Canada's fourth largest mobile network operator, Freedom Mobile, announced this week that they have suffered a data breach through a third party service provider.
vpnMentor disclosed on Tuesday that its researchers had identified an unprotected database containing information on Freedom Mobile customers, including email addresses, phone numbers, addresses, birth dates, IP addresses, credit scores, unencrypted payment card data with CVV codes, and account details.
vpnMentor claimed the unprotected database contained at least 5 million records belonging to 1.5 million users, but Freedom Mobile has since announced publicly that these figures are not accurate.
Freedom Mobile's investigation into the matter found that the database stored details on only 15,000 customers who had opened or made any changes to their accounts at 17 Freedom Mobile retail locations between March 25 and April 16 - a stark difference from vpnMentor's findings.
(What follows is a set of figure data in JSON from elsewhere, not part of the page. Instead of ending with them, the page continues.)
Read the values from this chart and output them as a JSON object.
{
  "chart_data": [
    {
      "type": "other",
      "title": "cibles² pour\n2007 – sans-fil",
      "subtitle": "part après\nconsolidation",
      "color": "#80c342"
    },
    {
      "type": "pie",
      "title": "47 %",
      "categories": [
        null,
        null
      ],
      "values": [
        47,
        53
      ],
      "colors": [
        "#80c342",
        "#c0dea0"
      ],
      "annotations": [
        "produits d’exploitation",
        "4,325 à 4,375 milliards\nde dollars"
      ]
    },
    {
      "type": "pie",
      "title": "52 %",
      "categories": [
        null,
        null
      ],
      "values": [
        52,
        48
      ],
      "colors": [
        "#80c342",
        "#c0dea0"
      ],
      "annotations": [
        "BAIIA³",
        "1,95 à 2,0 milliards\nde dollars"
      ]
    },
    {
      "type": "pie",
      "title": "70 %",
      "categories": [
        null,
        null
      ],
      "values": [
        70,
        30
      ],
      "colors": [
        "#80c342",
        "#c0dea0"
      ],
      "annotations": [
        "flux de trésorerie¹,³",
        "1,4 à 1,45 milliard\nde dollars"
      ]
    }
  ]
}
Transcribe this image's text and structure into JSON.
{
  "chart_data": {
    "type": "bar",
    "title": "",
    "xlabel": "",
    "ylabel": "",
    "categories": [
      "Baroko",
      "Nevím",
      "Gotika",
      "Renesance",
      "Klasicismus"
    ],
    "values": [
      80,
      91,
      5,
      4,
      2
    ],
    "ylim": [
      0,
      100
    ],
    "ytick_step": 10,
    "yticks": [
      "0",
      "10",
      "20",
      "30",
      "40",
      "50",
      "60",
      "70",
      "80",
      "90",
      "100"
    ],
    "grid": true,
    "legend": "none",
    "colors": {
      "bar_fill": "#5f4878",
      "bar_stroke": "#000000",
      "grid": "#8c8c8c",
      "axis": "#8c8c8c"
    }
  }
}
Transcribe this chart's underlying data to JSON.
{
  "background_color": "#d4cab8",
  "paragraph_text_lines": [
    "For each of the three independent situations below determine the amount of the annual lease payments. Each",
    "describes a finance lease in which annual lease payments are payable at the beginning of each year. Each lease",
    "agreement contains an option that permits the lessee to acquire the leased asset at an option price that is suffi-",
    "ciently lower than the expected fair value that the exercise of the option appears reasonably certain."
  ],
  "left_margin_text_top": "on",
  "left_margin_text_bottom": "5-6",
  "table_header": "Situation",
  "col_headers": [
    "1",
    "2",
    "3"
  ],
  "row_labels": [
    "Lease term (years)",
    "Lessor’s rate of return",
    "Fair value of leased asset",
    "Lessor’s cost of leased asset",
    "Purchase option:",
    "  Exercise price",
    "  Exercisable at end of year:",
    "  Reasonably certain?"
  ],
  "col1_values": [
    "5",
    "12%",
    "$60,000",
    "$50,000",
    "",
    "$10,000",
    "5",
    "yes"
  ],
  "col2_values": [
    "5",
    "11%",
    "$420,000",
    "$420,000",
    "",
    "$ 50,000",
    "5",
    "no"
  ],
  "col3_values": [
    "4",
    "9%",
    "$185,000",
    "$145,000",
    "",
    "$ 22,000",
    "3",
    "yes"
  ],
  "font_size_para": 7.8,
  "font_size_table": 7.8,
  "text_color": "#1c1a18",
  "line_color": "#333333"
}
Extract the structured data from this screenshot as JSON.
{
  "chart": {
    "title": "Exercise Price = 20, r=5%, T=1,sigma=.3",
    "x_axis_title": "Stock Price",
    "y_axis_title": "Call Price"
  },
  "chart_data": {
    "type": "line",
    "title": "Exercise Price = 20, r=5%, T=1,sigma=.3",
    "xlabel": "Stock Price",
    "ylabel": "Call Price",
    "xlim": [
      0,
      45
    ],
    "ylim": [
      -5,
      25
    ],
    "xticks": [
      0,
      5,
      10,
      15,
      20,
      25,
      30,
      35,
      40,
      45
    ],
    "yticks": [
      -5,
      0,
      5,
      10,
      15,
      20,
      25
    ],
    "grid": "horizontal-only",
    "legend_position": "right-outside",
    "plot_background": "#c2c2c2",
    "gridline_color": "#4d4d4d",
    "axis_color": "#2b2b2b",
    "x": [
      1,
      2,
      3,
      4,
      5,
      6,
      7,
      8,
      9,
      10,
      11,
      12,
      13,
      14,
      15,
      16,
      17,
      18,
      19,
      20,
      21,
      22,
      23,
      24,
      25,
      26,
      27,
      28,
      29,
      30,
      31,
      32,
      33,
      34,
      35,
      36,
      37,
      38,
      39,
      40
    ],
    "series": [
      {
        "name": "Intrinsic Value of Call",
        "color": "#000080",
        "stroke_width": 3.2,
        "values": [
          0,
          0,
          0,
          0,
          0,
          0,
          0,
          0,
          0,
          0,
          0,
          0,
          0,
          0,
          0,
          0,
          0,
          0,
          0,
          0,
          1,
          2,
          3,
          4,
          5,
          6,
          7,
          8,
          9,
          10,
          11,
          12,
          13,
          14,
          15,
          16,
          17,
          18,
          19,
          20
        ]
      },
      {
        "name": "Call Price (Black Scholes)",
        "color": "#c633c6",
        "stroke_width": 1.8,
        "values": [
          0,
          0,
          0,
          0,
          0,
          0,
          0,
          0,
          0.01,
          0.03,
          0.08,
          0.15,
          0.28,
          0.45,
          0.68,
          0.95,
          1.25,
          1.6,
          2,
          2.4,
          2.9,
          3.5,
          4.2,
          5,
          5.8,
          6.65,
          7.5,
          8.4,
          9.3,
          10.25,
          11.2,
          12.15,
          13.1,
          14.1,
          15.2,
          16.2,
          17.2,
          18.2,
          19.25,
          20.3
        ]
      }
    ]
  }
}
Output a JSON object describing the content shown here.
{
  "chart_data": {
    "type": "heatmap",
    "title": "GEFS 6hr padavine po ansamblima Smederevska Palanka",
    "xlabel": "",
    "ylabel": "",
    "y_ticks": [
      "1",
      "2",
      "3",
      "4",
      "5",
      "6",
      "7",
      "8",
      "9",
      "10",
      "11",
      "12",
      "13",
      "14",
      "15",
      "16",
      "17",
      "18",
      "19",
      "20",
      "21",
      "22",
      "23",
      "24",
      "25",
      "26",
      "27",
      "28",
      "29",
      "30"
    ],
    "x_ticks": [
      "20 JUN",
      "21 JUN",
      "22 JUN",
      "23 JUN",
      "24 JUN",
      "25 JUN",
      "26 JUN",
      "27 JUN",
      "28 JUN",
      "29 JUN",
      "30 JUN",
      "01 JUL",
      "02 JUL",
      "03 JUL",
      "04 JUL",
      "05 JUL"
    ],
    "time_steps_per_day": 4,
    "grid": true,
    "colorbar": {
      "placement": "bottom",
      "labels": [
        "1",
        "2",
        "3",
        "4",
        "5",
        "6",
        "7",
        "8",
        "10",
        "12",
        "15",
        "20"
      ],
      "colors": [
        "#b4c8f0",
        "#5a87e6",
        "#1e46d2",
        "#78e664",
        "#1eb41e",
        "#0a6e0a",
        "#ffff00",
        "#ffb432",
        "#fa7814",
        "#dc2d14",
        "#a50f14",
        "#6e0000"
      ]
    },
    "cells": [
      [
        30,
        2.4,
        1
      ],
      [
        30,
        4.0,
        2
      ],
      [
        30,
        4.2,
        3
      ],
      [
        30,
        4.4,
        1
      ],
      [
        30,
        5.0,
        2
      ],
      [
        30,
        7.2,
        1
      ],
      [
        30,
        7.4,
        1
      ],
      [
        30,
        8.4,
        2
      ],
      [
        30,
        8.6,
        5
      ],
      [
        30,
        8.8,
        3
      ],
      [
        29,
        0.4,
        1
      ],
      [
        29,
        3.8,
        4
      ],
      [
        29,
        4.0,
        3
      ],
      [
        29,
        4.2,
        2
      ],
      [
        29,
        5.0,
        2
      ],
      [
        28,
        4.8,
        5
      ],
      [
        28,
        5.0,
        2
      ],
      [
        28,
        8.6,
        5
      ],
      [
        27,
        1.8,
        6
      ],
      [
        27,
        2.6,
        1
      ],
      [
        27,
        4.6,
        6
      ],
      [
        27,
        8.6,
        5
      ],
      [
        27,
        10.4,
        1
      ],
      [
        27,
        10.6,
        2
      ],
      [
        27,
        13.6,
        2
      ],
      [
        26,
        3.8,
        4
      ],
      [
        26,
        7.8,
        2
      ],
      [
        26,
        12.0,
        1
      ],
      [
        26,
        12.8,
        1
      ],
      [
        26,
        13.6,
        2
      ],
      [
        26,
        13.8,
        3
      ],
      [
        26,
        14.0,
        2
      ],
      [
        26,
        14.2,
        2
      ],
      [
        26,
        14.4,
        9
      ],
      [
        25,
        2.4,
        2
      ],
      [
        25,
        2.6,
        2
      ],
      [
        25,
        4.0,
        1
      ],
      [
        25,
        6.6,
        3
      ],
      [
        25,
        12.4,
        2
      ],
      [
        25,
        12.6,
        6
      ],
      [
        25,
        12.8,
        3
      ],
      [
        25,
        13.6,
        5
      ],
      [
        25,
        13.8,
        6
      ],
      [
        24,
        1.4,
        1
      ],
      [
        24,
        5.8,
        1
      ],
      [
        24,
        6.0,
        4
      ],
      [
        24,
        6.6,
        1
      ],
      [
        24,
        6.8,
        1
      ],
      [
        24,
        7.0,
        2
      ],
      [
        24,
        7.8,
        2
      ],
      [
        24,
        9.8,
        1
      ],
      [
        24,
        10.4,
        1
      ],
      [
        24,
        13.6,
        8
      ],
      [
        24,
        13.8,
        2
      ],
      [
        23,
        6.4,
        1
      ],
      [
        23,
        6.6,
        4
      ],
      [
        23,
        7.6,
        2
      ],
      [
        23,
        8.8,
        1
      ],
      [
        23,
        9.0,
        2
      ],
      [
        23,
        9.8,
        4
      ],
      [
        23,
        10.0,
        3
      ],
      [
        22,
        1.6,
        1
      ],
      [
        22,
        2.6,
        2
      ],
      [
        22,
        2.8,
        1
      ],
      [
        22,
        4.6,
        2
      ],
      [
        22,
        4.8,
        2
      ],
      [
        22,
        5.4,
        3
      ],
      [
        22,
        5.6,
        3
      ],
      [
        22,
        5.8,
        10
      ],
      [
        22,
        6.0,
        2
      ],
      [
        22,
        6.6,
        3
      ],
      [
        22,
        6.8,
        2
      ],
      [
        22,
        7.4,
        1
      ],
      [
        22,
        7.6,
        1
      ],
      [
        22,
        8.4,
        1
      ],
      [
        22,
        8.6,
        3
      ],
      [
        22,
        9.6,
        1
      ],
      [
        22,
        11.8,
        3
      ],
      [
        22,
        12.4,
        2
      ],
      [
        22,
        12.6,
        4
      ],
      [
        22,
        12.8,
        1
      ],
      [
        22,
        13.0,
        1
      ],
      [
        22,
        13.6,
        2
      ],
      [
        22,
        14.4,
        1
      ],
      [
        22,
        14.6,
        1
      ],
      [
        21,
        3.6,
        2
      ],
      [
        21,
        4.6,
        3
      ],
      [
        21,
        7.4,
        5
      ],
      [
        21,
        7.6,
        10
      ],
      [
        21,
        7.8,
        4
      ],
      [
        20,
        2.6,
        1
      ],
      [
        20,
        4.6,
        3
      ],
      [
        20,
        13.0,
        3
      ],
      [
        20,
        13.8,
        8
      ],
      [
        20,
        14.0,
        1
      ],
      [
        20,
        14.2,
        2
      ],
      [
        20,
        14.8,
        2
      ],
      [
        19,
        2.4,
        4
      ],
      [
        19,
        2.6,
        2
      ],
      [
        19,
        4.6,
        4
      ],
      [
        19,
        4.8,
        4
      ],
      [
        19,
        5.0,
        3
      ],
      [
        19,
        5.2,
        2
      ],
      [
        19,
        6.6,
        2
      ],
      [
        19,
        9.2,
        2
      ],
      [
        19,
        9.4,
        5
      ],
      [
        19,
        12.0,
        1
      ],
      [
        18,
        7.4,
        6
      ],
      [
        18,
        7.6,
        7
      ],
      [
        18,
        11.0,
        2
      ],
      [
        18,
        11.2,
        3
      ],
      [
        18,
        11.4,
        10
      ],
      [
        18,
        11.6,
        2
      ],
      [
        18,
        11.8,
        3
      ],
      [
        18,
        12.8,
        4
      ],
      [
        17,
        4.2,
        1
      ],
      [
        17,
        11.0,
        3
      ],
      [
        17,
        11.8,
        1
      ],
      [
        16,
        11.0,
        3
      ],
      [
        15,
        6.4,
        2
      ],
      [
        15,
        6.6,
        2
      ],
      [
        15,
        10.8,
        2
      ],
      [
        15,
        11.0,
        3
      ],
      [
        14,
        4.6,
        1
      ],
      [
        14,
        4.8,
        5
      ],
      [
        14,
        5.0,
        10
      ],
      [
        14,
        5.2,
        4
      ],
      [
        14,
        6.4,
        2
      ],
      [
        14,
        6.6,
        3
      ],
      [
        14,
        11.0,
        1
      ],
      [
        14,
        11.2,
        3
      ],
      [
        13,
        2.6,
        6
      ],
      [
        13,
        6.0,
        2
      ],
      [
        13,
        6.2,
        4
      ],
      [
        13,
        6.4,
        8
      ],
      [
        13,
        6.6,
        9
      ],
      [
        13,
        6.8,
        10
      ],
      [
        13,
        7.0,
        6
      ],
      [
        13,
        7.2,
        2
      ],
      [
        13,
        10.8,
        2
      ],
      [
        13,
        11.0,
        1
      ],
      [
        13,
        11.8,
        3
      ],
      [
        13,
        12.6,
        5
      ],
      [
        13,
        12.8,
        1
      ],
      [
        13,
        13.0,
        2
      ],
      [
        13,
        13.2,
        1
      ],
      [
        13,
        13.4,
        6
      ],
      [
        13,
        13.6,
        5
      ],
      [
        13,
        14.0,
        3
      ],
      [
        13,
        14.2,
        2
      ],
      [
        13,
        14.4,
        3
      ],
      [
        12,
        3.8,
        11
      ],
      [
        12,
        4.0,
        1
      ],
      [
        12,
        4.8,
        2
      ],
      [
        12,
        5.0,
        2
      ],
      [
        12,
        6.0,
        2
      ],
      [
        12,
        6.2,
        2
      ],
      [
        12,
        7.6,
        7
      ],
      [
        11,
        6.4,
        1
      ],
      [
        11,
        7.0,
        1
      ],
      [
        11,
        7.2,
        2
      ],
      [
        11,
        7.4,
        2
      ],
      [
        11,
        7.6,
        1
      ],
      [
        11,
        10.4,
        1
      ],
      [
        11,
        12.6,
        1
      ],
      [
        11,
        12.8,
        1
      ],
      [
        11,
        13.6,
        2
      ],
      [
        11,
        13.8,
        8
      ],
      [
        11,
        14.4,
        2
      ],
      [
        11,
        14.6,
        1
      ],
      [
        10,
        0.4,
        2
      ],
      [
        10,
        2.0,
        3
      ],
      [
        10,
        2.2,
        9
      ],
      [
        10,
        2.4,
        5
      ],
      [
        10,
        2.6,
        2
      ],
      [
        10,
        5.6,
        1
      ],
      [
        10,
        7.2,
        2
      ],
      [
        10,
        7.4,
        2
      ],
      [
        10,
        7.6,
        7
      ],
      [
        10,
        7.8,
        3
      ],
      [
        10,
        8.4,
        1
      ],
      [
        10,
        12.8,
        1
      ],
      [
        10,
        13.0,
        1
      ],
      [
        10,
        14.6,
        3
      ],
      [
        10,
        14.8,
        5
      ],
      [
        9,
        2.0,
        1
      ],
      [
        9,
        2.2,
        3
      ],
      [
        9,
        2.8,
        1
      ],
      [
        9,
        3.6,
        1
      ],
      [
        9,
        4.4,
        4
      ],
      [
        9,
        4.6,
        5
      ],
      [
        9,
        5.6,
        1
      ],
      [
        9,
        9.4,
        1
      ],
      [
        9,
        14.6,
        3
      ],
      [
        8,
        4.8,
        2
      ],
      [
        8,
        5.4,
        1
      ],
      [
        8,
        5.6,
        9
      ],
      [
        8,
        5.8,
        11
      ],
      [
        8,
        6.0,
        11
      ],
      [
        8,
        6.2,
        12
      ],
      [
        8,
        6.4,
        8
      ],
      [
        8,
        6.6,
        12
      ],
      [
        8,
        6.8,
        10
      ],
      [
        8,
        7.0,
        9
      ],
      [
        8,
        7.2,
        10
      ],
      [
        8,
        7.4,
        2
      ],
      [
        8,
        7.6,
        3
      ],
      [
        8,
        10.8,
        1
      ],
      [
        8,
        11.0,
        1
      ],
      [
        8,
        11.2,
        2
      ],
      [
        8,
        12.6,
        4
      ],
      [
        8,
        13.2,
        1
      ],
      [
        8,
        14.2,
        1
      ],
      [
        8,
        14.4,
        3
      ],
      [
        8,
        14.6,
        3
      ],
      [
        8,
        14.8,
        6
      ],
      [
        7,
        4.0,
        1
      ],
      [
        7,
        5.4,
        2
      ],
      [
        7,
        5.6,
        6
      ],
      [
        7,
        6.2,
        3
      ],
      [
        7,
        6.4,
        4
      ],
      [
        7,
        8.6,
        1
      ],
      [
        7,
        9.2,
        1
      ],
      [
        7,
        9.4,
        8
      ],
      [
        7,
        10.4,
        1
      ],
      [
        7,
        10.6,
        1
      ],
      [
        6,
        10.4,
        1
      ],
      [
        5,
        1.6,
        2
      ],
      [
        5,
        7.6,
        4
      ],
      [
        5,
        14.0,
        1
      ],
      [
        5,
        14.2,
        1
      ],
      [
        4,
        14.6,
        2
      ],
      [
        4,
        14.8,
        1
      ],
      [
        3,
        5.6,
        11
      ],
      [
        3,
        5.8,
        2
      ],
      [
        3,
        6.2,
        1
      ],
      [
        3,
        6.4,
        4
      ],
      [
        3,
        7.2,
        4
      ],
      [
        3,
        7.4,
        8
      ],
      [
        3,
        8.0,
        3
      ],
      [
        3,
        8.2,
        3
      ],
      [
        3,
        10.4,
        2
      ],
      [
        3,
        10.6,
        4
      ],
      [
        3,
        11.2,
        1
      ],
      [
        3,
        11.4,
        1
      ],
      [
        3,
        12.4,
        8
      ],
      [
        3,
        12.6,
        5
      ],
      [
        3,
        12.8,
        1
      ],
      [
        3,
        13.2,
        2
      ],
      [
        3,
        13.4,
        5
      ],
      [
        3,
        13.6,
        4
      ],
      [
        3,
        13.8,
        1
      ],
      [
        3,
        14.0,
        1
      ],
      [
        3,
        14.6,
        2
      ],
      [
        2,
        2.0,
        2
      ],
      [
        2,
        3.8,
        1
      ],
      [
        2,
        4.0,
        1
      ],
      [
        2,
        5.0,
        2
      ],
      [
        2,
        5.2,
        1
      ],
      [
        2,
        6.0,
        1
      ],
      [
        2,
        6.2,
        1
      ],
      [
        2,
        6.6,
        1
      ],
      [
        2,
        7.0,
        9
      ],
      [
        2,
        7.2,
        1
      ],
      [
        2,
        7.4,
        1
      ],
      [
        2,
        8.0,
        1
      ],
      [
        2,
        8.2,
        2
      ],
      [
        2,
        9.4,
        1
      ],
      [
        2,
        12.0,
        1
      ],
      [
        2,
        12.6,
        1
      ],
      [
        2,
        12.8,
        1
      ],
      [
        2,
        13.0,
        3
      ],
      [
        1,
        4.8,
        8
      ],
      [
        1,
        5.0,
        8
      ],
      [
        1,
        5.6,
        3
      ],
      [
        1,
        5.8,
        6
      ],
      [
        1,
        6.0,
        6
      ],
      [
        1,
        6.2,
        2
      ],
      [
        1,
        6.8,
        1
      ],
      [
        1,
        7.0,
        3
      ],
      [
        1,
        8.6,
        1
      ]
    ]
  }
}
In a statement to SecurityWeek, a Freedom Mobile spokesperson claimed, "Any reference to 1.5 million customers affected is inaccurate – the researchers could be referencing the number of lines of data exposed but it is certainly not a reference to the number of customers affected."
The company blamed the data breach on Apptium Technologies, a company contracted to help streamline its retail customer support processes.
Freedom Mobile first learned of the unprotected database on April 18 and addressed the incident on April 23, claiming to have taken action once verifying the legitimacy of the researchers' emails.
To prevent being the next targeted organization, breach prevention (system hardening, vulnerability management) and breach detection (file integrity monitoring, breach detection) solutions must be implemented and Security Best Practices must be met. Namely, removing vulnerabilities then maintaining Hardened System Integrity through intelligent change control. It is only by spotting the breach in time that an organization has any chance of effectively managing security.